両の眉尻を下げられるだけ下げた顔で左腕を石火矢に食われている作兵衛と、機嫌は悪いが怒るよりも戸惑っている様子の三木ヱ門を交互に見て、八左ヱ門は首をひねる。
「なんでそうやってるのかはさておき、腕が抜けなくなった?」
尋ねられて、作兵衛の口が酸欠の鮒のようにぱくぱく動いたが、声は聞こえない。
「で、カワイイ石火矢にちょっかいを掛けられてるのを見て、そのしかめっ面?」
「……作兵衛が鹿子を損ねるようなことをする、とは思いませんが」
渋々、という口調で三木ヱ門が言う。
他人が大切にしている物に作兵衛が悪戯をするのは考えにくい。ならば、砲身に腕を突っ込んだ事には仔細な理由があるか、そうでなければ全く魔が差しただけの無意味な行動なのだろう。だけど僕の鹿子に勝手に触るな!

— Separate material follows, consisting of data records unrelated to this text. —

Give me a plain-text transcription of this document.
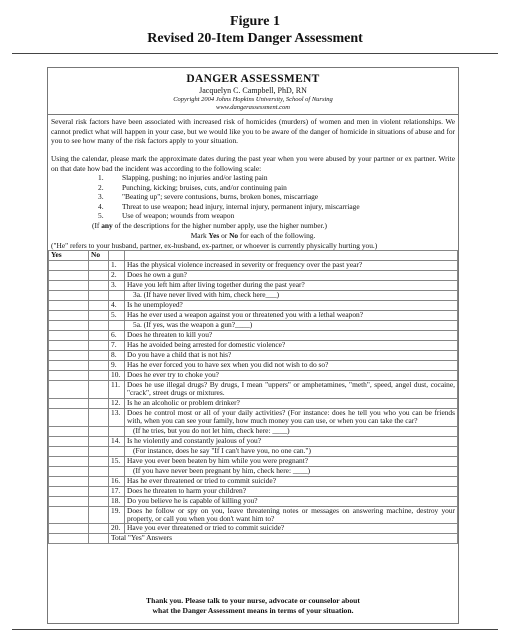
Figure 1
Revised 20-Item Danger Assessment
DANGER ASSESSMENT
Jacquelyn C. Campbell, PhD, RN
Copyright 2004 Johns Hopkins University, School of Nursing
www.dangerassessment.com
Several risk factors have been associated with increased risk of homicides (murders) of women and men in violent relationships. We cannot predict what will happen in your case, but we would like you to be aware of the danger of homicide in situations of abuse and for you to see how many of the risk factors apply to your situation.
Using the calendar, please mark the approximate dates during the past year when you were abused by your partner or ex partner. Write on that date how bad the incident was according to the following scale:
1. Slapping, pushing; no injuries and/or lasting pain
2. Punching, kicking; bruises, cuts, and/or continuing pain
3. "Beating up"; severe contusions, burns, broken bones, miscarriage
4. Threat to use weapon; head injury, internal injury, permanent injury, miscarriage
5. Use of weapon; wounds from weapon
(If any of the descriptions for the higher number apply, use the higher number.)
Mark Yes or No for each of the following.
("He" refers to your husband, partner, ex-husband, ex-partner, or whoever is currently physically hurting you.)
Yes	No		
		1.	Has the physical violence increased in severity or frequency over the past year?
		2.	Does he own a gun?
		3.	Have you left him after living together during the past year?
			3a. (If have never lived with him, check here___)
		4.	Is he unemployed?
		5.	Has he ever used a weapon against you or threatened you with a lethal weapon?
			5a. (If yes, was the weapon a gun?____)
		6.	Does he threaten to kill you?
		7.	Has he avoided being arrested for domestic violence?
		8.	Do you have a child that is not his?
		9.	Has he ever forced you to have sex when you did not wish to do so?
		10.	Does he ever try to choke you?
		11.	Does he use illegal drugs? By drugs, I mean "uppers" or amphetamines, "meth", speed, angel dust, cocaine, "crack", street drugs or mixtures.
		12.	Is he an alcoholic or problem drinker?
		13.	Does he control most or all of your daily activities? (For instance: does he tell you who you can be friends with, when you can see your family, how much money you can use, or when you can take the car?
			(If he tries, but you do not let him, check here: ____)
		14.	Is he violently and constantly jealous of you?
			(For instance, does he say "If I can't have you, no one can.")
		15.	Have you ever been beaten by him while you were pregnant?
			(If you have never been pregnant by him, check here: ____)
		16.	Has he ever threatened or tried to commit suicide?
		17.	Does he threaten to harm your children?
		18.	Do you believe he is capable of killing you?
		19.	Does he follow or spy on you, leave threatening notes or messages on answering machine, destroy your property, or call you when you don't want him to?
		20.	Have you ever threatened or tried to commit suicide?
		Total "Yes" Answers	
Thank you. Please talk to your nurse, advocate or counselor about
what the Danger Assessment means in terms of your situation.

特大の苦虫を噛み潰したような三木ヱ門の顔を見て、八左ヱ門はとりなすように軽く笑った。作兵衛と石火矢に近寄り、よく手入れされたつるりとした砲身を、猫の子に触れるようにして撫でる。
「口径がちょうど拳くらいの大きさだもんなぁ。ぴったり嵌まっちゃったんだろ」
な? と笑う八左ヱ門の言葉に、もう下がるまいと見えた作兵衛の眉がますます下がり、何かを言いかねているかのように唇が尖る。
両手を腰に当てて怒らせていた肩をふっと緩め、ため息をついた三木ヱ門が「食満先輩に……」と言いかけた時、
「はちやぁあぁーっ!!」
凄まじく気迫のこもった怒声が三人の背後から飛んで来た。